Ela começa a mamar. O leite materno, em sua face, parece o néctar dos deuses.

De repente, ela abre os olhos. Os olhos que, de dentro de mim, perscrutaram as minhas entranhas mais profundas. E que agora me olham como ninguém jamais me olhou.

Eu devolvo o olhar e uma sensação de medo e mistério invade o meu corpo: parece que aqueles olhos me conheciam desde tempos remotos. E que sabiam muito sobre mim. Mais do que eu mesma.

Mas como pode ser assim, já que ela é apenas uma recém-nascida?

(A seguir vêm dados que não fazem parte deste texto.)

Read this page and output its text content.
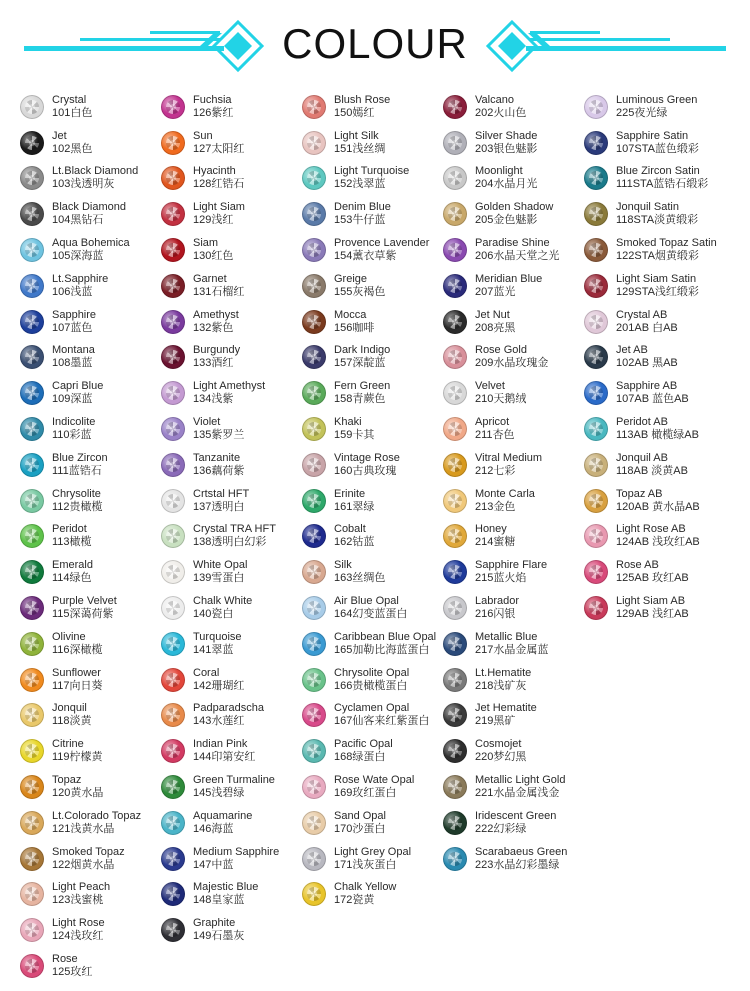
COLOUR
Crystal
101白色
Jet
102黑色
Lt.Black Diamond
103浅透明灰
Black Diamond
104黑钻石
Aqua Bohemica
105深海蓝
Lt.Sapphire
106浅蓝
Sapphire
107蓝色
Montana
108墨蓝
Capri Blue
109深蓝
Indicolite
110彩蓝
Blue Zircon
111蓝锆石
Chrysolite
112贵橄榄
Peridot
113橄榄
Emerald
114绿色
Purple Velvet
115深蔼荷紫
Olivine
116深橄榄
Sunflower
117向日葵
Jonquil
118淡黄
Citrine
119柠檬黄
Topaz
120黄水晶
Lt.Colorado Topaz
121浅黄水晶
Smoked Topaz
122烟黄水晶
Light Peach
123浅蜜桃
Light Rose
124浅玫红
Rose
125玫红
Fuchsia
126紫红
Sun
127太阳红
Hyacinth
128红锆石
Light Siam
129浅红
Siam
130红色
Garnet
131石榴红
Amethyst
132紫色
Burgundy
133酒红
Light Amethyst
134浅紫
Violet
135紫罗兰
Tanzanite
136藕荷紫
Crtstal HFT
137透明白
Crystal TRA HFT
138透明白幻彩
White Opal
139雪蛋白
Chalk White
140瓷白
Turquoise
141翠蓝
Coral
142珊瑚红
Padparadscha
143水莲红
Indian Pink
144印第安红
Green Turmaline
145浅碧绿
Aquamarine
146海蓝
Medium Sapphire
147中蓝
Majestic Blue
148皇家蓝
Graphite
149石墨灰
Blush Rose
150嫣红
Light Silk
151浅丝绸
Light Turquoise
152浅翠蓝
Denim Blue
153牛仔蓝
Provence Lavender
154薰衣草紫
Greige
155灰褐色
Mocca
156咖啡
Dark Indigo
157深靛蓝
Fern Green
158青蕨色
Khaki
159卡其
Vintage Rose
160古典玫瑰
Erinite
161翠绿
Cobalt
162钴蓝
Silk
163丝绸色
Air Blue Opal
164幻变蓝蛋白
Caribbean Blue Opal
165加勒比海蓝蛋白
Chrysolite Opal
166贵橄榄蛋白
Cyclamen Opal
167仙客来红紫蛋白
Pacific Opal
168绿蛋白
Rose Wate Opal
169玫红蛋白
Sand Opal
170沙蛋白
Light Grey Opal
171浅灰蛋白
Chalk Yellow
172瓷黄
Valcano
202火山色
Silver Shade
203银色魅影
Moonlight
204水晶月光
Golden Shadow
205金色魅影
Paradise Shine
206水晶天堂之光
Meridian Blue
207蓝光
Jet Nut
208亮黑
Rose Gold
209水晶玫瑰金
Velvet
210天鹅绒
Apricot
211杏色
Vitral Medium
212七彩
Monte Carla
213金色
Honey
214蜜糖
Sapphire Flare
215蓝火焰
Labrador
216闪银
Metallic Blue
217水晶金属蓝
Lt.Hematite
218浅矿灰
Jet Hematite
219黑矿
Cosmojet
220梦幻黑
Metallic Light Gold
221水晶金属浅金
Iridescent Green
222幻彩绿
Scarabaeus Green
223水晶幻彩墨绿
Luminous Green
225夜光绿
Sapphire Satin
107STA蓝色缎彩
Blue Zircon Satin
111STA蓝锆石缎彩
Jonquil Satin
118STA淡黄缎彩
Smoked Topaz Satin
122STA烟黄缎彩
Light Siam Satin
129STA浅红缎彩
Crystal AB
201AB 白AB
Jet AB
102AB 黑AB
Sapphire AB
107AB 蓝色AB
Peridot AB
113AB 橄榄绿AB
Jonquil AB
118AB 淡黄AB
Topaz AB
120AB 黄水晶AB
Light Rose AB
124AB 浅玫红AB
Rose AB
125AB 玫红AB
Light Siam AB
129AB 浅红AB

Crônicas da maternidade II

Doze meses completados em abril e nada de dar os primeiros passos. Por onde passamos, as pessoas perguntam:

— Ela já está andando?

Não. Aproveita, dizem alguns. Outros preferem pegá-la pelos braços — levantados, como se todos andássemos assim — e percorrer toda a sala com ela entre as pernas, cantando:

— Dandá, dan-dandá.

É preciso estimulá-la, explicam.

Eu apenas observo. E, observando-a, percebi que ela é o seu próprio estímulo — não precisa que outros a estimulem. Percebi também que ela respeita o seu próprio tempo.

Por que não aprendemos com os bebês?